Oleh: M. Aris Munandar, SH.
(Mahasiswa Program Magister Ilmu Hukum Pascasarjana Universitas Hasanuddin, dan Penulis Buku)
MANIFESTASI negara kesejahteraan (welfare state) adalah ketika keadilan, kemakmuran dan kesejahteraan warga negaranya dijamin oleh konstitusi sebagai hukum tertinggi di dalam suatu negara.
Hal ini bersesuaian dengan tujuan negara Indonesia yang termaktub dalam pembukaan Undang-Undang Dasar Negara Republik Indonesia Tahun 1945 (UUD NRI 1945) yang berbunyi “untuk melindungi segenap bangsa Indonesia dan seluruh tumpah darah Indonesia dan untuk memajukan kesejahteraan umum, mencerdaskan kehidupan bangsa, dan ikut melaksanakan ketertiban dunia…keadilan sosial bagi seluruh rakyat Indonesia”.
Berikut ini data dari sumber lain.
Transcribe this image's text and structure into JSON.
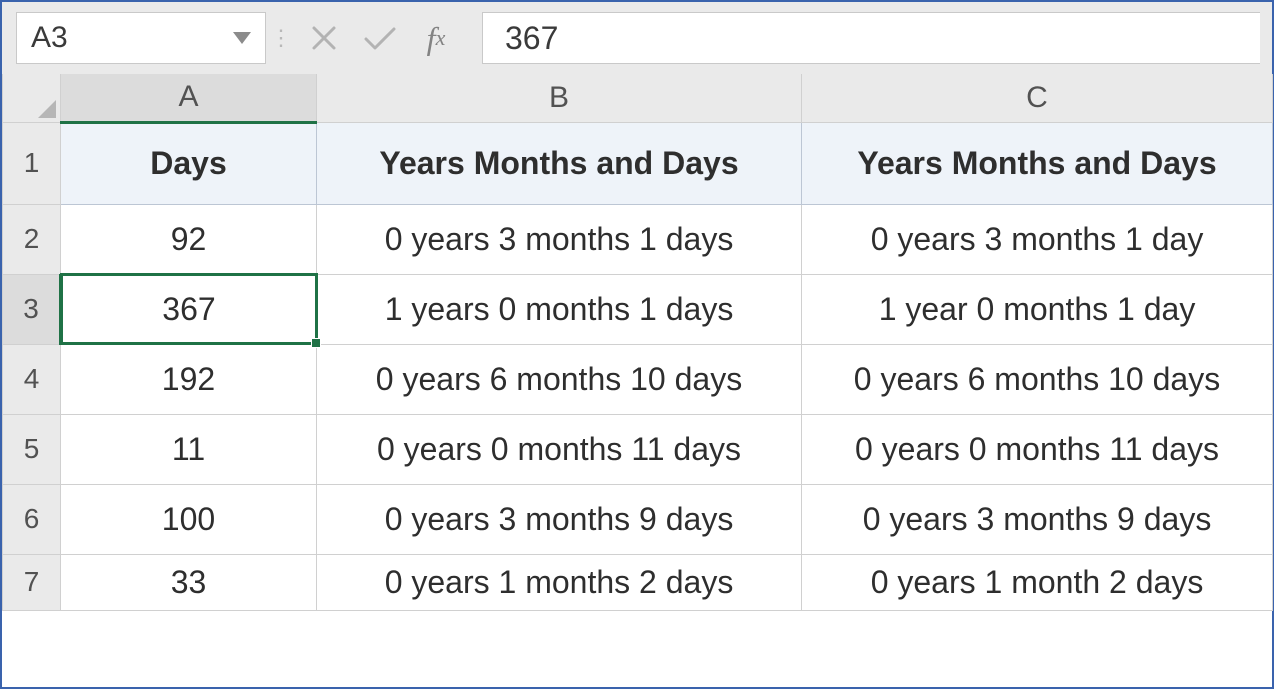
{
  "formula_bar": {
    "name_box": "A3",
    "formula_value": "367"
  },
  "columns": {
    "A": "A",
    "B": "B",
    "C": "C"
  },
  "headers": {
    "A": "Days",
    "B": "Years Months and Days",
    "C": "Years Months and Days"
  },
  "rows": [
    {
      "n": "1"
    },
    {
      "n": "2",
      "A": "92",
      "B": "0 years 3 months 1 days",
      "C": "0 years 3 months 1 day"
    },
    {
      "n": "3",
      "A": "367",
      "B": "1 years 0 months 1 days",
      "C": "1 year 0 months 1 day"
    },
    {
      "n": "4",
      "A": "192",
      "B": "0 years 6 months 10 days",
      "C": "0 years 6 months 10 days"
    },
    {
      "n": "5",
      "A": "11",
      "B": "0 years 0 months 11 days",
      "C": "0 years 0 months 11 days"
    },
    {
      "n": "6",
      "A": "100",
      "B": "0 years 3 months 9 days",
      "C": "0 years 3 months 9 days"
    },
    {
      "n": "7",
      "A": "33",
      "B": "0 years 1 months 2 days",
      "C": "0 years 1 month 2 days"
    }
  ],
  "selection": {
    "cell": "A3"
  },
  "chart_data": {
    "type": "table",
    "columns": [
      "Days",
      "Years Months and Days",
      "Years Months and Days"
    ],
    "rows": [
      [
        "92",
        "0 years 3 months 1 days",
        "0 years 3 months 1 day"
      ],
      [
        "367",
        "1 years 0 months 1 days",
        "1 year 0 months 1 day"
      ],
      [
        "192",
        "0 years 6 months 10 days",
        "0 years 6 months 10 days"
      ],
      [
        "11",
        "0 years 0 months 11 days",
        "0 years 0 months 11 days"
      ],
      [
        "100",
        "0 years 3 months 9 days",
        "0 years 3 months 9 days"
      ],
      [
        "33",
        "0 years 1 months 2 days",
        "0 years 1 month 2 days"
      ]
    ]
  }
}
Sebuah narasi yang sangat menggugah nasionalisme dalam kehidupan berbangsa dan bernegara. Namun, sebagus dan seelit apapun tujuan negara, jika dalam penerapannya tidak merefleksikan hal tersebut maka negara itu dapat dikatakan gagal dalam menerapkan nilai-nilai nasionalisme, bahkan lebih daripada itu telah menghianati para pahlawan bangsa.
Berkaitan dengan hal tersebut, baik keadilan, kemakmuran maupun kesejahteraan merupakan satu kesatuan yang tidak terpisahkan dari beberapa aspek kehidupan sosial yaitu ekonomi, politik, sosial, budaya, kesehatan dan keamanan.
Fokus pada aspek kesehatan, negara Indonesia memiliki tanggung jawab moral dan konstituonal dalam menjamin hak atas kesehatan para warga negaranya, sebagaimana yang termaktub dalam Pasal 28H ayat (1) UUD NRI 1945 bahwa “Setiap orang berhak hidup sejahtera lahir dan batin, bertempat tinggal, dan mendapatkan lingkungan hidup yang baik dan sehat serta berhak memperoleh pelayanan kesehatan”.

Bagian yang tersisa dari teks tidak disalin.